[ih] state of the internet probes? (was Re: AOL in perspective)

Noel Chiappa jnc at mercury.lcs.mit.edu
Fri Sep 19 06:22:35 PDT 2025


    > From: Karl Auerbach

    > I think Noel C. is present on this list.

You rang? :-)

    > How does this new work dovetail, if at all with the Nimrod idea?

It's interesting that source routing is being used significantly for
traffic engineering now. (I'll try and keep this short, but it needs to
have enough detail to convey a complex set of thinking.)


I should explain (I'll get to the 'source routing' below) that there were
two main foundation stones in Nimrod: i) the use of maps as the
fundamental data to be exchanged, and ii) the use of "unitary path
selection" (where a single entity selects the entire path - perhaps using
local agents, recusively, for sub-sections of the path), not 'hop by hop
path selection', as was until recently used almost everywhere in the
Internet.

That was all driven by a incredibly long list of needs/desires: some of
them from the users, e.g, policy-based routing (but which turned out to
be something that the users didn't _really_ need, at least in the
short run); some perational, e.g. avoiding routing loops. (Traffic
engineering would be in the first category, of course.)

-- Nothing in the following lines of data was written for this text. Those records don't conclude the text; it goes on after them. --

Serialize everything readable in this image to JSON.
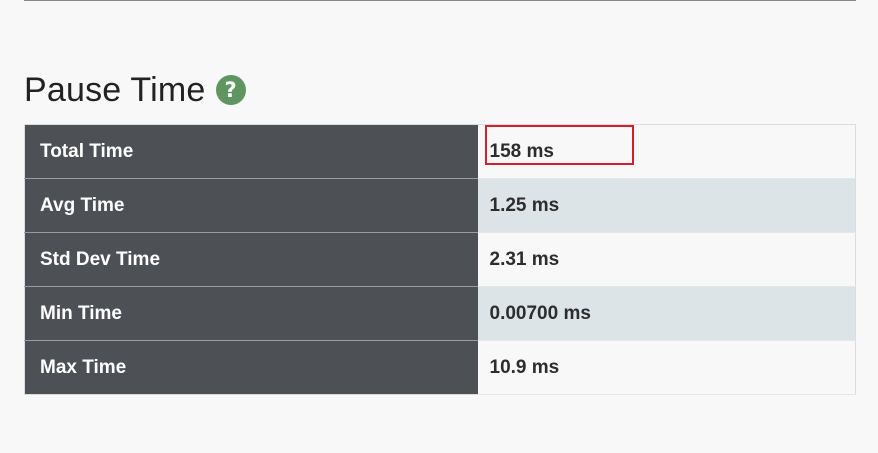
{
  "section": {
    "title": "Pause Time",
    "help_icon": "question-circle-icon"
  },
  "stats": {
    "rows": [
      {
        "label": "Total Time",
        "value": "158 ms"
      },
      {
        "label": "Avg Time",
        "value": "1.25 ms"
      },
      {
        "label": "Std Dev Time",
        "value": "2.31 ms"
      },
      {
        "label": "Min Time",
        "value": "0.00700 ms"
      },
      {
        "label": "Max Time",
        "value": "10.9 ms"
      }
    ]
  },
  "colors": {
    "label_bg": "#4d5055",
    "help_icon": "#5e9561",
    "highlight": "#d4202e",
    "alt_row": "#dde4e8"
  }
}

We didn't think that _all_ those capabilities would really be desired,
eventually; but we didn't have a perfect crystal ball, so we couldn't
ignore the 'irrelevant' ones. (Which ones are they?) The charm of the
map/unitary approach was that it was so _incredibly flexible_ - so that
whatever needs sprang up eventually, we'd be able to deal with them.
(Important if you're trying to do the architecture of a communication
system with a very long lifetime.)

(For example, if people eventually build a quantum communication network,
where qubits are sent through the network - Nimrod can handle that!)


Anyway, source routing. When you do unitary path selection, how do you
get the traffic to take that path? One obvious option is source routing
(so source routing appeared in Nimrod not as a goal itself, but as a
consequence of deeper things - the unitary path selection). But source
routing has two downsides: i) you have to carry the source route in all
the packets; ii) forwarding source routed packets is more complicated.

So Nimrod eventually explored other approaches, such as installing paths
(which eventually led to MPLS) - which also had downsides, which we
looked for ways to mitigate. All leading to even more complexity. Maybe
source routing would have been the right choice after all.


It will be interesting to see how the struggle between goals and
complexity eventually settles out (alas, I won't get to see it).